Monday, Jan 23 - Monday, January 23
6:00pm - 7:00pm

Location: Race and Justice in America
Audience: Adults, Seniors

lets-talk-about-it

Race and Justice in America

Meeting Room 5, Main Library

6:00pm – 7:00 pm

ALL books for this series are accessible and available to borrow from the Reader’s Advisory Desk at the Main Library, where you may register for the program, borrow, and return copies of the books. For more information, contact Elizabeth at hartsig@portlandpubliclibrary.org or the Reader’s Advisory Desk at 871-1700 ext. 705. This discussion series is free.

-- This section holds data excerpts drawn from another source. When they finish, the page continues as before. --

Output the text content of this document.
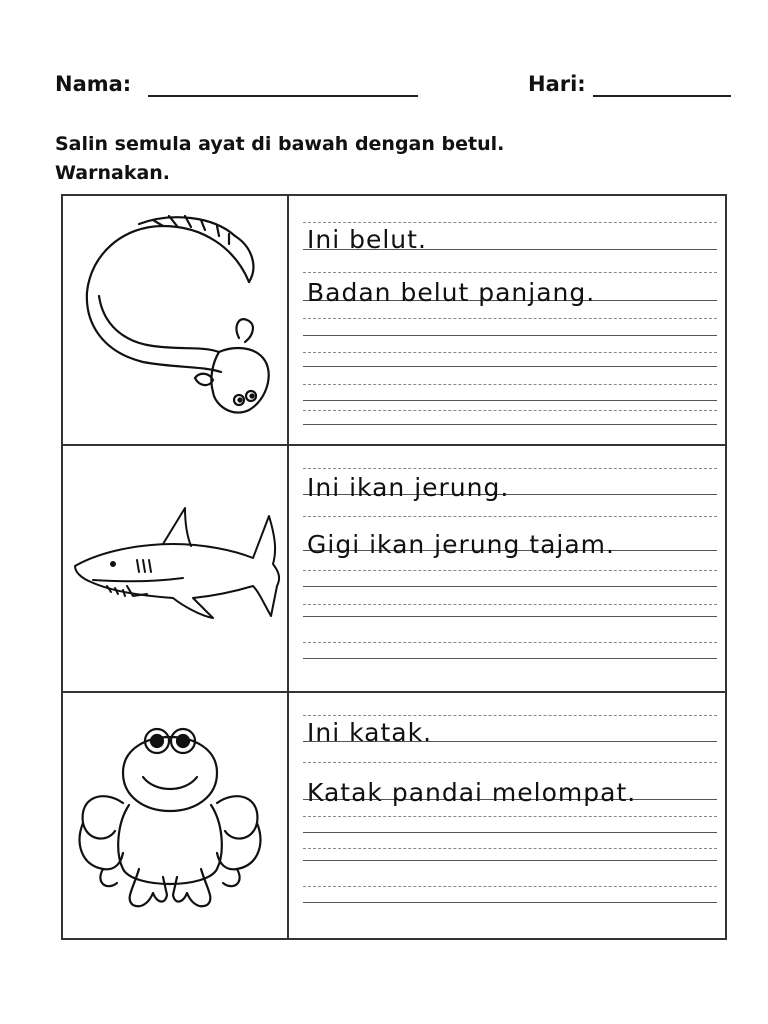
Nama:	Hari:
Salin semula ayat di bawah dengan betul.
Warnakan.
Ini belut.
Badan belut panjang.
Ini ikan jerung.
Gigi ikan jerung tajam.
Ini katak.
Katak pandai melompat.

January 23, 2017 – The Fire This Time: A New Generation Speaks About Race, edited by Jesmyn Ward. Contributors include Carol Anderson, Jericho Brown, Garnette Cadogan, Edwidge Danticat, Rachel Kaadzi Ghansah, Mitchell S. Jackson, Honoree Jeffers, Kima Jones, Kiese Laymon, Daniel Jose Older, Emily Raboteau, Claudia Rankine, Clint Smith, Natasha Trethewey, Wendy S. Walters, Isabel Wilkerson, and Kevin Young.
February 6, 2017 – Just Mercy: A Story of Justice and Redemption, by Bryan Stevenson
February 27, 2017 – The Contested Murder of Latasha Harlins: Justice, Gender, and the Origins of the L.A. Riots, by Brenda Stevenson
March 20, 2017 – Contempt of Court: The Turn-of-the-Century Lynching that Launched 100 Years of Federalism, by Mark Curriden and Leroy Phillips
April 10, 2017 – Arc of Justice: A Saga of Race, Civil Rights, and Murder in the Jazz Age, by Kevin Boyle

Race and Justice in America will explore the complex, and often uneasy, relationship between black Americans and the American justice system. Developed by project scholar Leroy Rowe, Assistant Professor of African American History and Politics at USM, the books selected for Race and Justice in America will provide historical analyses of selected events, court rulings, and public policies that help to explain the black American struggle for citizenship, civil rights, and equal treatment under the laws.

Race and Justice in America also explores the changing boundaries and content of state and national citizenship. The core questions that the series engages are: how was membership in the social and political community defined for African Americans and whites in the United States? How have those definitions changed over time? And in what ways did individuals and communities exercise rights as citizens and experience those rights differently? Race and Justice in America is part of The 14th Amendment in American Life and Imagination, a program funded by the National Endowment for the Humanities, which explores concepts of equality, citizenship, and liberty statewide.